Blinking lights don't make a better knee brace – fighting cognitive biases in testing orthopedic devices
As a researcher in a health-care-related field, I am keenly aware of how frequently economics enters the discussion these days. I am a biomedical engineer who works with patients using orthopedic devices: prosthetics, such as an artificial limb; and orthotics, which help improve the function of an intact limb, like a knee brace or custom shoe insert. In recent years, these devices have become far more complex and technologically advanced, to the point where they can sense walking patterns and modify their function accordingly. Others contain motorized components to add power.
With increased complexity comes increased cost, so it has become important from a health-care economics perspective to measure and document improved outcomes related to more expensive devices. Those of us who do this research know there's an added layer of scrutiny. If my lab research determines that patients have a more biomechanically sound walking pattern with knee brace A versus brace B, not only are clinicians interested, but so are insurance companies.
The comment that made me question everything
Several years ago, I had helped organize a group of experts to assess the state of the science in microprocessor-controlled prosthetic knees, which adjust the stiffness in the knee joint depending on what the user is doing. A comment from one orthopedic surgeon on the panel made me realize I'd been missing part of the equation in my own studies.
He raised the potential for something called confirmation bias—the tendency for a person to actually experience what he or she expects—when a user is wearing an advanced prosthetic knee. The remark made me aware just how possible it is for a patient using an advanced, expensive orthopedic device to report that it's better just because it's more advanced—regardless of its actual function. Patients might even move differently while using it, all because they think it is better. Suddenly, I questioned the way I measure outcomes in my own research.
When in doubt, test
Of course, as a researcher, my solution to a question like this is to launch a study. Along with a master's student in our lab, Brittany Balsamo, I decided to find out what would happen if people thought they were wearing an advanced orthopedic device when, actually, it was just a standard knee brace. I'd never done a project involving deception before, so I was, perhaps perversely, more than a little excited.
We tested confirmation bias in 18 healthy young adults wearing two identical, standard, off-the-shelf hinged knee braces to see whether biases might affect their perception and their movement.

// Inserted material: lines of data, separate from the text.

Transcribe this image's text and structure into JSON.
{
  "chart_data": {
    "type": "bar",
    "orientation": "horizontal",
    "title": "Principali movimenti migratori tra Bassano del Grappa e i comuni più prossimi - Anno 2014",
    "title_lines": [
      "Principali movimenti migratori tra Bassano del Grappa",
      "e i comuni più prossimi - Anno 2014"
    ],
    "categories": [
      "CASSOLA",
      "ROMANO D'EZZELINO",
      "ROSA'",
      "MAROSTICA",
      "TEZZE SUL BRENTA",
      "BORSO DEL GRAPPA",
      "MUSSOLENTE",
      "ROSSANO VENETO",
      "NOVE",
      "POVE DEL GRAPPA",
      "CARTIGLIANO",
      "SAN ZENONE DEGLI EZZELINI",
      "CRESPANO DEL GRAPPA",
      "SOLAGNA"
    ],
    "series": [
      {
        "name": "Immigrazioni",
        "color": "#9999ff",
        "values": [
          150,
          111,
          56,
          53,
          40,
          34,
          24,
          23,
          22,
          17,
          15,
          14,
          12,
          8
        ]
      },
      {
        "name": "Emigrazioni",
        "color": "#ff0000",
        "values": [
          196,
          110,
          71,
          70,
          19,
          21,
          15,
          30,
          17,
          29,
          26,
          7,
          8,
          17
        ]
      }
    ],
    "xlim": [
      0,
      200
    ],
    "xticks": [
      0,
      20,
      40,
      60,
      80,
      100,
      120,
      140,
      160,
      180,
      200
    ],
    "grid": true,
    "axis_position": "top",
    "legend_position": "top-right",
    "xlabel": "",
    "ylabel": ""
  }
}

Though the two braces were the same, we jazzed up the appearance of one of them and added an LED circuit, switch and USB port.

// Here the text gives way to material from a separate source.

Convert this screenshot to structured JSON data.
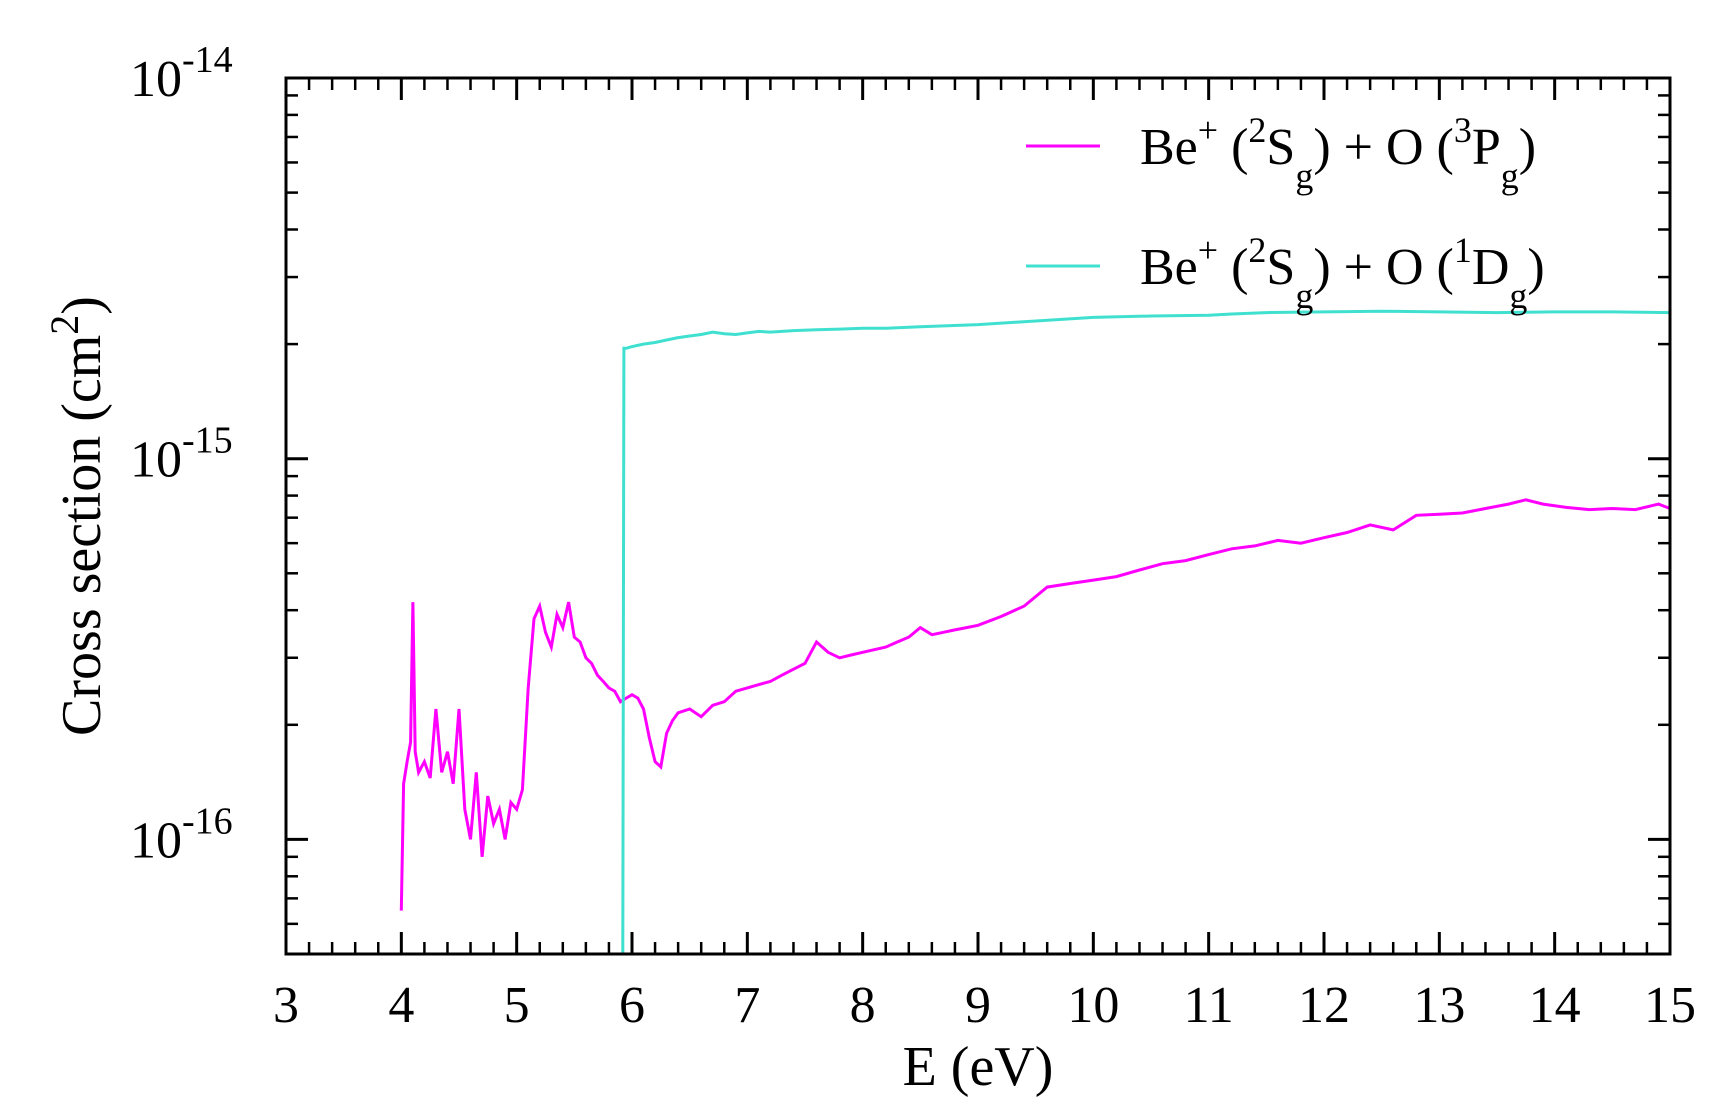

We told the healthy volunteers that we were testing a prototype of a new knee brace designed to dynamically alter its stiffness based on the wearer's movement patterns. We showed them a mock-up flyer (entirely false) showing some baseline data on the new brace and listing its benefits. We gave them an idea of how much more it would cost, and told them we'd be measuring their walking in the new brace compared to the same manufacturer's standard model. Then, we gave them a survey to assess their expectations.
Before using the braces, the majority of the subjects expressed a preference for the so-called "computerized" brace. They expected it to be better in appearance, stabilization, comfort and function in various types of sports. Next, we measured their walking in the lab in both braces using a multi-camera system that gives detailed information about 3-D movement. After the trial, the subjects expressed an even stronger preference for the "computerized" brace, even though, unbeknownst to them, both braces were functionally identical.

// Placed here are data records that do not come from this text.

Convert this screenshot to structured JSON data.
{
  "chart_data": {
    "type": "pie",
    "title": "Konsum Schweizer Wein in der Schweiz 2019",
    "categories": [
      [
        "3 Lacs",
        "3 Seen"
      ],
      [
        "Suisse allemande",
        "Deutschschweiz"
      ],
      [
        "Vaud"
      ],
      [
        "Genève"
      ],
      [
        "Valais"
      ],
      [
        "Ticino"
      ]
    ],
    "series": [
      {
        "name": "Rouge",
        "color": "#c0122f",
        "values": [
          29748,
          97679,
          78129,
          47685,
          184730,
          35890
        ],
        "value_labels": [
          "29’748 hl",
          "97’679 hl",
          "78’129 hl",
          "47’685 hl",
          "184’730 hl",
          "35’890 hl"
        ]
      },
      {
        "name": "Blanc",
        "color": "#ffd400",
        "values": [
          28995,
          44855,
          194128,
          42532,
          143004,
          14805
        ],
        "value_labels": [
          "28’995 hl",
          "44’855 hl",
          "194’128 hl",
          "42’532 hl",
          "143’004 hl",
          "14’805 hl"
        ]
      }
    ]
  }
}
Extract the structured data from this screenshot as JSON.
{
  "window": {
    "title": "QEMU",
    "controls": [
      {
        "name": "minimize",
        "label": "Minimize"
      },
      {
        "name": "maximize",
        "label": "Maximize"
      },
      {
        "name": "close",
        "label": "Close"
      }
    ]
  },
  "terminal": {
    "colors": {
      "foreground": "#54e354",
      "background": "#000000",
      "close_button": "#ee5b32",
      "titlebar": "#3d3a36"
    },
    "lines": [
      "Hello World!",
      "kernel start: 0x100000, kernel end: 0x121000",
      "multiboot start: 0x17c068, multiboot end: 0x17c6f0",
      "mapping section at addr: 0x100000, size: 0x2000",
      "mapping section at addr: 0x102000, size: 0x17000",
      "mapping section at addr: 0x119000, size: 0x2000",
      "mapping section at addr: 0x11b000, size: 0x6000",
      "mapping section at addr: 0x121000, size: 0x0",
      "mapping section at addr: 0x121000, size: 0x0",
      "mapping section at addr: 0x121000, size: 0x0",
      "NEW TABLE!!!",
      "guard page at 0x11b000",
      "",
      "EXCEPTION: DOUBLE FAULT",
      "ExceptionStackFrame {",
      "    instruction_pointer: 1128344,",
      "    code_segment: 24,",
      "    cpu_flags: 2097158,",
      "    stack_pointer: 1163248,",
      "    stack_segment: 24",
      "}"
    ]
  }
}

But did they walk differently?
When we analyzed the gait data, we found that despite their perceptions, the subjects walked remarkably similarly in both types of braces. I was shocked with how identical the walking patterns were. Average stride length was exactly the same—to the millimeter. The amount of knee bending was only one-tenth of one degree different.
Because the subjects were healthy young adults, we did not expect major differences in gait. What was most interesting was that 83% of subjects thought the "computerized" brace performed better, even though they had walked identically in both. Moreover, subjects were less concerned with the purported increased cost of the "computerized" brace after they used it, thinking the benefits were worth it, even when there were none.
In the end, I realized just how important it is to consider cognitive biases when testing advanced orthopedic devices, particularly if I'm using patient-reported outcomes. Established techniques like placebos and blinding are challenging to implement with these devices, but it helps to know that confirmation bias may be present with orthopedic devices. And as complexity grows, it will be more important to find ways to avoid it.